21 de janeiro de 2011 . Publicado no blog EscHritos de Dança

À primeira vista, me saltou aos olhos a trilha sonora de “Silêncio”, composta por um dos intérpretes do elenco da Cia. Etc., Marcelo Sena. Curiosamente esta foi a primeira criação musical para dança de Sena, mas já mostra o caminho coerente, nitidamente influenciado pelos acasos e a fragmentação propostas pelos músicos norte-americanos John Cage e Philip Glass. Nada linear e aparentemente aleatória, a composição fala alto, sendo responsável pelos principais questionamentos desse silêncio tão barulhento. Será que existe um silêncio absoluto? Será que é possível calar um corpo? Depois de ver o “Silêncio” da Etc. em cena, fica difícil responder que sim.

Com versão original criada em 2004, o espetáculo já aponta a direção da pesquisa coreográfica da companhia, centrada no corpo e suas relações com luz, som, vídeo, ambientes…Neste caso específico, vemos uma construção cênica que desloca refletores para multiplicar as formas corporais, em um jogo de deformação e transformação instigante. Direção e coreografia são assinadas pelo também iluminador Saulo Uchôa, um dos fundadores da Etc. Talvez isso explique a recorrência desta ênfase na relação luz-movimento nos trabalhos da companhia, como, por exemplo, em “Corpo-Massa: Pele e Ossos” e “Imagens não explodidas”. Anterior a essas duas montagens, “Silêncio”, expõe ao extremo esta relação quando escolhe malhas pretas como figurino, e sequências coreográficas que parecem servir exclusivamente para mostrar, evidenciar os frutos do contato intenso e constante entre corpo e iluminação.

“Silêncio” elege o minimalismo para construir suas narrativas fragmentadas. Uma cena em blackout total, guiada apenas pelos comandos de voz e percussão corporal dos bailarinos brinca com nossa imaginação, provando intencionalmente que as aparências enganam mesmo.
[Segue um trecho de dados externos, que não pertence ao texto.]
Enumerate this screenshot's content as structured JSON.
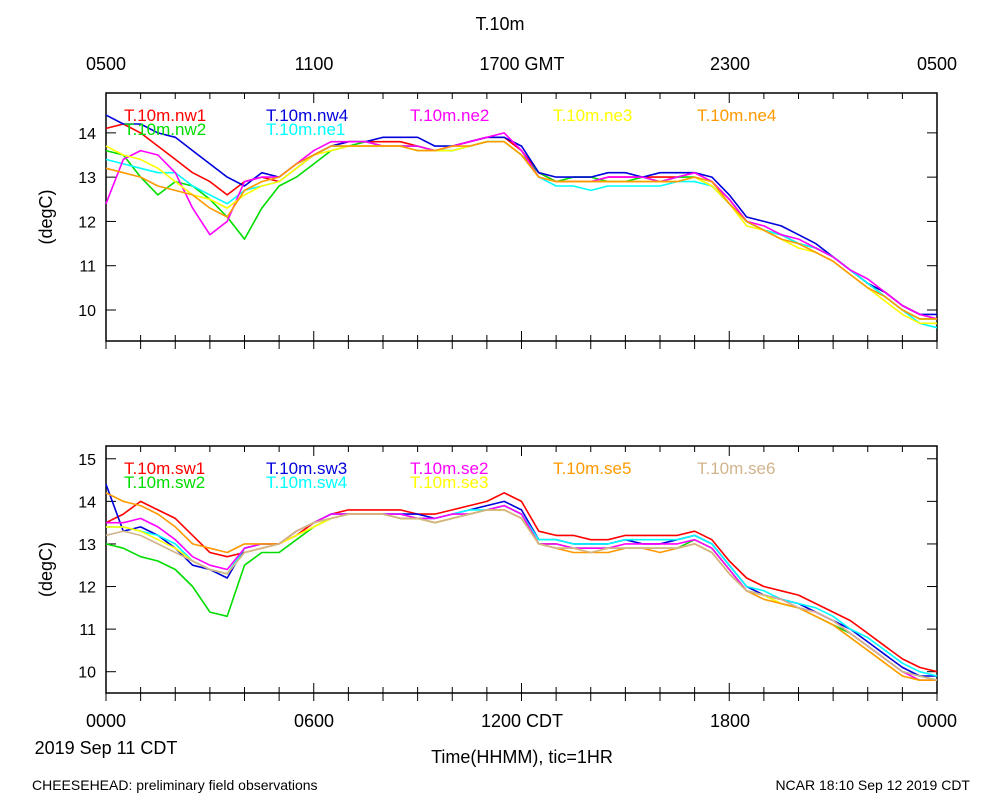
{
  "title": "T.10m",
  "top_axis_ticks": [
    "0500",
    "1100",
    "1700 GMT",
    "2300",
    "0500"
  ],
  "bottom_axis_ticks": [
    "0000",
    "0600",
    "1200 CDT",
    "1800",
    "0000"
  ],
  "date_label": "2019 Sep 11 CDT",
  "xlabel": "Time(HHMM), tic=1HR",
  "footer_left": "CHEESEHEAD: preliminary field observations",
  "footer_right": "NCAR 18:10 Sep 12 2019 CDT",
  "chart_data": [
    {
      "type": "line",
      "panel": "top",
      "ylabel": "(degC)",
      "ylim": [
        9.3,
        14.9
      ],
      "yticks": [
        10,
        11,
        12,
        13,
        14
      ],
      "xlim": [
        0,
        24
      ],
      "x": [
        0,
        0.5,
        1,
        1.5,
        2,
        2.5,
        3,
        3.5,
        4,
        4.5,
        5,
        5.5,
        6,
        6.5,
        7,
        7.5,
        8,
        8.5,
        9,
        9.5,
        10,
        10.5,
        11,
        11.5,
        12,
        12.5,
        13,
        13.5,
        14,
        14.5,
        15,
        15.5,
        16,
        16.5,
        17,
        17.5,
        18,
        18.5,
        19,
        19.5,
        20,
        20.5,
        21,
        21.5,
        22,
        22.5,
        23,
        23.5,
        24
      ],
      "series": [
        {
          "name": "T.10m.nw1",
          "color": "#ff0000",
          "values": [
            14.1,
            14.2,
            14.0,
            13.7,
            13.4,
            13.1,
            12.9,
            12.6,
            12.9,
            13.0,
            12.9,
            13.2,
            13.5,
            13.7,
            13.8,
            13.8,
            13.8,
            13.8,
            13.7,
            13.6,
            13.7,
            13.8,
            13.9,
            13.9,
            13.6,
            13.1,
            12.9,
            12.9,
            12.9,
            13.0,
            13.0,
            13.0,
            13.0,
            13.0,
            13.1,
            12.9,
            12.5,
            12.0,
            11.8,
            11.7,
            11.5,
            11.4,
            11.2,
            10.9,
            10.6,
            10.4,
            10.1,
            9.9,
            9.8
          ]
        },
        {
          "name": "T.10m.nw2",
          "color": "#00dd00",
          "values": [
            13.6,
            13.5,
            13.0,
            12.6,
            12.9,
            12.8,
            12.5,
            12.1,
            11.6,
            12.3,
            12.8,
            13.0,
            13.3,
            13.6,
            13.7,
            13.8,
            13.7,
            13.7,
            13.7,
            13.6,
            13.6,
            13.7,
            13.8,
            13.8,
            13.5,
            13.1,
            12.9,
            13.0,
            13.0,
            12.9,
            12.9,
            13.0,
            12.9,
            13.0,
            13.0,
            12.8,
            12.4,
            12.0,
            11.8,
            11.7,
            11.5,
            11.4,
            11.2,
            10.9,
            10.6,
            10.3,
            10.0,
            9.8,
            9.8
          ]
        },
        {
          "name": "T.10m.nw4",
          "color": "#0000dd",
          "values": [
            14.4,
            14.2,
            14.2,
            14.0,
            13.9,
            13.6,
            13.3,
            13.0,
            12.8,
            13.1,
            13.0,
            13.3,
            13.5,
            13.7,
            13.8,
            13.8,
            13.9,
            13.9,
            13.9,
            13.7,
            13.7,
            13.8,
            13.9,
            13.9,
            13.7,
            13.1,
            13.0,
            13.0,
            13.0,
            13.1,
            13.1,
            13.0,
            13.1,
            13.1,
            13.1,
            13.0,
            12.6,
            12.1,
            12.0,
            11.9,
            11.7,
            11.5,
            11.2,
            10.9,
            10.6,
            10.4,
            10.1,
            9.9,
            9.9
          ]
        },
        {
          "name": "T.10m.ne1",
          "color": "#00ffff",
          "values": [
            13.4,
            13.3,
            13.2,
            13.1,
            13.1,
            12.8,
            12.6,
            12.4,
            12.7,
            12.8,
            12.9,
            13.2,
            13.5,
            13.7,
            13.7,
            13.7,
            13.7,
            13.7,
            13.6,
            13.6,
            13.6,
            13.7,
            13.8,
            13.8,
            13.5,
            13.0,
            12.8,
            12.8,
            12.7,
            12.8,
            12.8,
            12.8,
            12.8,
            12.9,
            12.9,
            12.8,
            12.4,
            12.0,
            11.8,
            11.7,
            11.5,
            11.4,
            11.2,
            10.9,
            10.6,
            10.3,
            10.0,
            9.7,
            9.6
          ]
        },
        {
          "name": "T.10m.ne2",
          "color": "#ff00ff",
          "values": [
            12.4,
            13.4,
            13.6,
            13.5,
            13.1,
            12.3,
            11.7,
            12.0,
            12.9,
            13.0,
            13.0,
            13.3,
            13.6,
            13.8,
            13.8,
            13.8,
            13.7,
            13.7,
            13.7,
            13.6,
            13.7,
            13.8,
            13.9,
            14.0,
            13.6,
            13.0,
            12.9,
            12.9,
            12.9,
            13.0,
            13.0,
            13.0,
            12.9,
            13.0,
            13.1,
            12.9,
            12.5,
            12.0,
            11.9,
            11.7,
            11.6,
            11.4,
            11.2,
            10.9,
            10.7,
            10.4,
            10.1,
            9.9,
            9.8
          ]
        },
        {
          "name": "T.10m.ne3",
          "color": "#ffff00",
          "values": [
            13.7,
            13.5,
            13.4,
            13.2,
            12.9,
            12.6,
            12.5,
            12.3,
            12.6,
            12.8,
            12.9,
            13.2,
            13.5,
            13.6,
            13.7,
            13.7,
            13.7,
            13.7,
            13.6,
            13.6,
            13.6,
            13.7,
            13.8,
            13.8,
            13.5,
            13.0,
            12.9,
            12.9,
            12.9,
            12.9,
            12.9,
            12.9,
            12.9,
            12.9,
            13.0,
            12.8,
            12.4,
            11.9,
            11.8,
            11.6,
            11.4,
            11.3,
            11.1,
            10.8,
            10.5,
            10.2,
            9.9,
            9.7,
            9.7
          ]
        },
        {
          "name": "T.10m.ne4",
          "color": "#ff9900",
          "values": [
            13.2,
            13.1,
            13.0,
            12.8,
            12.7,
            12.6,
            12.3,
            12.1,
            12.7,
            12.9,
            13.0,
            13.3,
            13.5,
            13.7,
            13.7,
            13.7,
            13.7,
            13.7,
            13.6,
            13.6,
            13.7,
            13.7,
            13.8,
            13.8,
            13.5,
            13.0,
            12.9,
            12.9,
            12.9,
            12.9,
            12.9,
            12.9,
            12.9,
            12.9,
            13.0,
            12.9,
            12.4,
            12.0,
            11.8,
            11.6,
            11.5,
            11.3,
            11.1,
            10.8,
            10.5,
            10.3,
            10.0,
            9.8,
            9.8
          ]
        }
      ]
    },
    {
      "type": "line",
      "panel": "bottom",
      "ylabel": "(degC)",
      "ylim": [
        9.5,
        15.3
      ],
      "yticks": [
        10,
        11,
        12,
        13,
        14,
        15
      ],
      "xlim": [
        0,
        24
      ],
      "x": [
        0,
        0.5,
        1,
        1.5,
        2,
        2.5,
        3,
        3.5,
        4,
        4.5,
        5,
        5.5,
        6,
        6.5,
        7,
        7.5,
        8,
        8.5,
        9,
        9.5,
        10,
        10.5,
        11,
        11.5,
        12,
        12.5,
        13,
        13.5,
        14,
        14.5,
        15,
        15.5,
        16,
        16.5,
        17,
        17.5,
        18,
        18.5,
        19,
        19.5,
        20,
        20.5,
        21,
        21.5,
        22,
        22.5,
        23,
        23.5,
        24
      ],
      "series": [
        {
          "name": "T.10m.sw1",
          "color": "#ff0000",
          "values": [
            13.5,
            13.7,
            14.0,
            13.8,
            13.6,
            13.2,
            12.8,
            12.7,
            12.8,
            12.9,
            13.0,
            13.2,
            13.5,
            13.7,
            13.8,
            13.8,
            13.8,
            13.8,
            13.7,
            13.7,
            13.8,
            13.9,
            14.0,
            14.2,
            14.0,
            13.3,
            13.2,
            13.2,
            13.1,
            13.1,
            13.2,
            13.2,
            13.2,
            13.2,
            13.3,
            13.1,
            12.6,
            12.2,
            12.0,
            11.9,
            11.8,
            11.6,
            11.4,
            11.2,
            10.9,
            10.6,
            10.3,
            10.1,
            10.0
          ]
        },
        {
          "name": "T.10m.sw2",
          "color": "#00dd00",
          "values": [
            13.0,
            12.9,
            12.7,
            12.6,
            12.4,
            12.0,
            11.4,
            11.3,
            12.5,
            12.8,
            12.8,
            13.1,
            13.4,
            13.6,
            13.7,
            13.7,
            13.7,
            13.6,
            13.6,
            13.5,
            13.6,
            13.7,
            13.8,
            13.9,
            13.7,
            13.0,
            13.0,
            12.9,
            12.9,
            12.9,
            12.9,
            12.9,
            12.9,
            12.9,
            13.1,
            12.9,
            12.4,
            11.9,
            11.8,
            11.6,
            11.5,
            11.3,
            11.1,
            10.9,
            10.6,
            10.3,
            10.0,
            9.9,
            9.8
          ]
        },
        {
          "name": "T.10m.sw3",
          "color": "#0000dd",
          "values": [
            14.4,
            13.3,
            13.4,
            13.2,
            12.9,
            12.5,
            12.4,
            12.2,
            12.9,
            13.0,
            13.0,
            13.3,
            13.5,
            13.7,
            13.7,
            13.7,
            13.7,
            13.7,
            13.7,
            13.6,
            13.7,
            13.8,
            13.9,
            14.0,
            13.8,
            13.1,
            13.1,
            13.0,
            13.0,
            13.0,
            13.1,
            13.0,
            13.0,
            13.1,
            13.2,
            13.0,
            12.5,
            12.0,
            11.8,
            11.7,
            11.6,
            11.4,
            11.2,
            11.0,
            10.7,
            10.4,
            10.1,
            9.9,
            9.9
          ]
        },
        {
          "name": "T.10m.sw4",
          "color": "#00ffff",
          "values": [
            13.4,
            13.4,
            13.3,
            13.2,
            13.0,
            12.6,
            12.4,
            12.3,
            12.9,
            13.0,
            13.0,
            13.3,
            13.5,
            13.7,
            13.7,
            13.7,
            13.7,
            13.7,
            13.6,
            13.6,
            13.7,
            13.8,
            13.8,
            13.9,
            13.7,
            13.1,
            13.1,
            13.0,
            13.0,
            13.0,
            13.1,
            13.1,
            13.1,
            13.1,
            13.2,
            13.0,
            12.5,
            12.0,
            11.9,
            11.7,
            11.6,
            11.5,
            11.3,
            11.0,
            10.8,
            10.5,
            10.2,
            10.0,
            9.9
          ]
        },
        {
          "name": "T.10m.se2",
          "color": "#ff00ff",
          "values": [
            13.5,
            13.5,
            13.6,
            13.4,
            13.1,
            12.7,
            12.5,
            12.4,
            12.9,
            13.0,
            13.0,
            13.3,
            13.5,
            13.7,
            13.7,
            13.7,
            13.7,
            13.7,
            13.6,
            13.6,
            13.7,
            13.7,
            13.8,
            13.9,
            13.7,
            13.0,
            13.0,
            12.9,
            12.9,
            12.9,
            13.0,
            13.0,
            13.0,
            13.0,
            13.1,
            12.9,
            12.4,
            11.9,
            11.8,
            11.7,
            11.5,
            11.4,
            11.2,
            10.9,
            10.6,
            10.3,
            10.0,
            9.8,
            9.8
          ]
        },
        {
          "name": "T.10m.se3",
          "color": "#ffff00",
          "values": [
            13.4,
            13.4,
            13.3,
            13.1,
            12.9,
            12.6,
            12.4,
            12.3,
            12.8,
            12.9,
            13.0,
            13.2,
            13.4,
            13.6,
            13.7,
            13.7,
            13.7,
            13.6,
            13.6,
            13.5,
            13.6,
            13.7,
            13.8,
            13.8,
            13.6,
            13.0,
            12.9,
            12.9,
            12.8,
            12.9,
            12.9,
            12.9,
            12.9,
            12.9,
            13.0,
            12.8,
            12.3,
            11.9,
            11.8,
            11.6,
            11.5,
            11.3,
            11.1,
            10.8,
            10.5,
            10.2,
            9.9,
            9.8,
            9.8
          ]
        },
        {
          "name": "T.10m.se5",
          "color": "#ff9900",
          "values": [
            14.2,
            14.0,
            13.9,
            13.7,
            13.4,
            13.0,
            12.9,
            12.8,
            13.0,
            13.0,
            13.0,
            13.3,
            13.5,
            13.6,
            13.7,
            13.7,
            13.7,
            13.6,
            13.6,
            13.5,
            13.6,
            13.7,
            13.8,
            13.8,
            13.6,
            13.0,
            12.9,
            12.8,
            12.8,
            12.8,
            12.9,
            12.9,
            12.8,
            12.9,
            13.0,
            12.8,
            12.3,
            11.9,
            11.7,
            11.6,
            11.5,
            11.3,
            11.1,
            10.8,
            10.5,
            10.2,
            9.9,
            9.8,
            9.8
          ]
        },
        {
          "name": "T.10m.se6",
          "color": "#d2b48c",
          "values": [
            13.2,
            13.3,
            13.2,
            13.0,
            12.8,
            12.6,
            12.4,
            12.3,
            12.8,
            12.9,
            13.0,
            13.3,
            13.5,
            13.6,
            13.7,
            13.7,
            13.7,
            13.6,
            13.6,
            13.5,
            13.6,
            13.7,
            13.8,
            13.8,
            13.6,
            13.0,
            12.9,
            12.9,
            12.8,
            12.9,
            12.9,
            12.9,
            12.9,
            12.9,
            13.0,
            12.8,
            12.3,
            11.9,
            11.8,
            11.7,
            11.5,
            11.4,
            11.2,
            10.9,
            10.6,
            10.3,
            10.0,
            9.9,
            9.8
          ]
        }
      ]
    }
  ]
}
Quando as luzes se acendem, vemos algo diferente do que o nosso pensamento desenhou, são outros os intérpretes executantes da sequência coreográfica e não os que os nossos indícios anunciaram.

O grito mudo dos bailarinos Marcelo Sena e Marta Guimarães (que, parecem pinturas líquidas, holografias ou animação em 3D); o corpo imóvel de um intérprete convidado (nesta apresentação, Ailce Moreira), sempre em cena; a trilha que vai tentando uma auto-sintonia, como se fosse um rádio fora de estação; constroem um discurso que chama pra perto, mas alerta para os perigos e ilusões desta aproximação exagerada. Nem tudo é o que se vê, e o silêncio pode guardar muitos sons e ruídos… é destas ambigüidades que surge a poesia impressa nos corpos dos intérpretes da Cia. Etc. Aliás, sempre que vejo esta companhia, tenho a impressão, apesar da subjetividade de cada integrante, de estar vendo um corpo só. Coesão parace ser palavra de ordem neste dançar. E isso fica nítido em todos os trabalhos da Etc., nos palcos, vídeos e em todos os suportes e formatos que eles exploram. No elenco de “Silêncio”, José W Júnior, Liana Gesteira, Marcelo Sena e Marta Guimarães, e a convidada da vez, Ailce Moreira, formam um só corpo de muitas falas desconexas, mas de significados profundos.